The constitutional, political, and legal structure of Sri Lanka is based on representative democracy and the separation of powers. Sri Lanka’s second Republican Constitution was promulgated in 1978.

The present Constitution provides for three tiers of government. Apart from the central government, the Thirteenth Amendment of the Constitution established Provincial Councils, which exercise executive and legislative power over a limited number of subjects, including health. Local authorities including municipal councils, urban councils and pradeshiya sabhas constitute the third tier of government.

Sri Lanka’s initial response to Covid-19 was to encourage people to work from home. The government declared a public holiday on 16 March 2020, and then extended the holiday period until 27 March 2020.

The government also relied on a series of regulations under the Quarantine and Prevention of Diseases Ordinance of 1897 to introduce various measures to mitigate the spread of the virus. The Director General of Health Service was declared the proper authority with respect to the whole of Sri Lanka. At a sub-national level, the mayor or chairpersons of municipal councils, urban councils, and pradeshiya sabhas were named the proper authorities to adopt appropriate measures.

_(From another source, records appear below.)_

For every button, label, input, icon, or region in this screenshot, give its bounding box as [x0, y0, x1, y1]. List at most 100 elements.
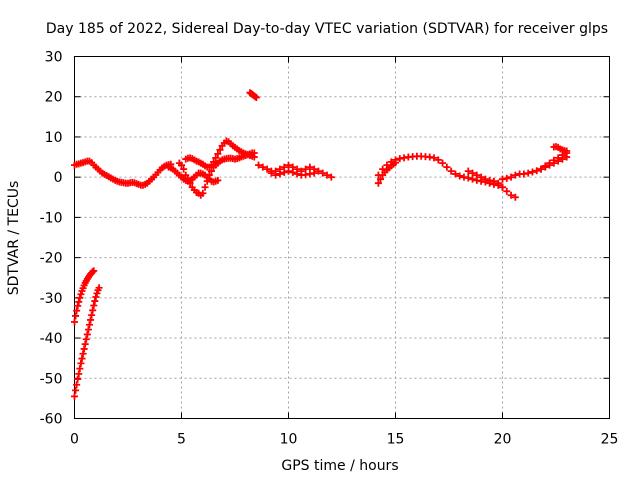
data-point: [494, 179, 502, 187]
chart-title: Day 185 of 2022, Sidereal Day-to-day VTE…: [46, 21, 608, 37]
data-point: [477, 173, 485, 181]
data-point: [272, 171, 280, 179]
data-point: [250, 153, 258, 161]
data-point: [511, 171, 519, 179]
data-point: [289, 168, 297, 176]
y-tick-label: 10: [45, 130, 63, 146]
data-point: [280, 168, 288, 176]
x-tick-label: 10: [280, 432, 298, 448]
y-tick-label: -50: [40, 371, 63, 387]
data-point: [511, 193, 519, 201]
data-point: [314, 167, 322, 175]
data-point: [75, 370, 83, 378]
plot-frame: [74, 56, 610, 419]
y-axis-label: SDTVAR / TECUs: [6, 181, 22, 296]
data-point: [71, 318, 78, 326]
data-point: [377, 175, 385, 183]
data-point: [499, 183, 506, 191]
data-point: [285, 161, 292, 169]
data-point: [473, 171, 481, 179]
data-point: [481, 175, 489, 183]
data-point: [80, 345, 88, 353]
data-point: [89, 306, 97, 314]
data-point: [81, 340, 89, 348]
data-point: [95, 284, 103, 292]
tick-layer: -60 -50 -40 -30 -20 -10 0 10 20 30 0 5 10 15 20 25: [40, 50, 619, 448]
data-point: [77, 359, 85, 367]
x-tick-label: 0: [70, 432, 79, 448]
data-point: [507, 173, 515, 181]
data-point: [293, 170, 301, 178]
data-point: [259, 163, 267, 171]
data-point: [469, 169, 477, 177]
data-point: [537, 165, 545, 173]
data-point: [528, 168, 536, 176]
data-point: [541, 162, 549, 170]
data-point: [180, 165, 188, 173]
data-point: [88, 311, 96, 319]
y-tick-label: 0: [54, 170, 63, 186]
data-point: [90, 267, 98, 275]
data-point: [76, 294, 84, 302]
y-tick-label: -20: [40, 251, 63, 267]
data-point: [434, 156, 442, 164]
x-tick-label: 5: [177, 432, 186, 448]
y-tick-label: 30: [45, 50, 63, 66]
data-point: [91, 297, 99, 305]
data-point: [267, 169, 275, 177]
x-tick-label: 20: [494, 432, 512, 448]
data-point: [252, 94, 260, 102]
data-point: [554, 154, 562, 162]
data-point: [72, 312, 80, 320]
data-point: [456, 172, 464, 180]
data-point: [214, 176, 222, 184]
data-point: [327, 173, 335, 181]
data-point: [533, 167, 541, 175]
data-point: [447, 167, 455, 175]
data-point: [319, 169, 327, 177]
y-tick-label: -10: [40, 210, 63, 226]
data-point: [374, 179, 382, 187]
data-point: [263, 165, 271, 173]
data-point: [490, 177, 498, 185]
data-point: [550, 156, 558, 164]
marks-layer: [71, 89, 571, 400]
data-point: [503, 174, 511, 182]
y-tick-label: -40: [40, 331, 63, 347]
data-point: [214, 150, 222, 158]
data-point: [507, 191, 515, 199]
data-point: [285, 167, 292, 175]
data-point: [92, 293, 100, 301]
y-tick-label: -30: [40, 291, 63, 307]
y-tick-label: -60: [40, 412, 63, 428]
data-point: [76, 365, 84, 373]
y-tick-label: 20: [45, 90, 63, 106]
data-point: [469, 175, 477, 183]
data-point: [207, 167, 215, 175]
grid-layer: [74, 56, 610, 419]
data-point: [84, 326, 92, 334]
x-axis-label: GPS time / hours: [281, 458, 398, 474]
data-point: [443, 163, 451, 171]
data-point: [464, 167, 472, 175]
data-point: [85, 321, 93, 329]
data-point: [74, 302, 82, 310]
data-point: [83, 330, 91, 338]
data-point: [563, 147, 571, 155]
data-point: [212, 154, 220, 162]
data-point: [82, 335, 90, 343]
data-point: [255, 161, 263, 169]
x-tick-label: 15: [387, 432, 405, 448]
data-point: [306, 163, 314, 171]
data-point: [310, 169, 318, 177]
data-point: [439, 159, 447, 167]
data-point: [79, 350, 87, 358]
data-point: [524, 169, 532, 177]
data-point: [199, 189, 207, 197]
data-point: [392, 159, 399, 167]
data-point: [73, 307, 81, 315]
data-point: [201, 183, 209, 191]
data-point: [71, 392, 78, 400]
data-point: [178, 161, 185, 169]
data-point: [75, 298, 83, 306]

The government’s response to the outbreak included restrictions on movement, isolation and quarantine, testing and tracing, use of Personal Protective Equipment (PPE) and facemasks, and the closures of premises.

In early October 2020, a second Covid-19 wave hit Sri Lanka, and parts of the country were once again placed under ‘curfew’. The government issued new regulations under the Quarantine Ordinance on 15 October 2020. By early January 2021, most restrictions on movement were lifted despite the continued spread of the virus.

According to Amaratunga et al, there were several weaknesses in the measures adopted by the government to deal with the virus. There was a serious shortage in PPE, and a shortage of trained health care providers to cope with the demand for testing and caregiving. Moreover, the unavailability of updated population registers at the local level reduced the efficacy of the response.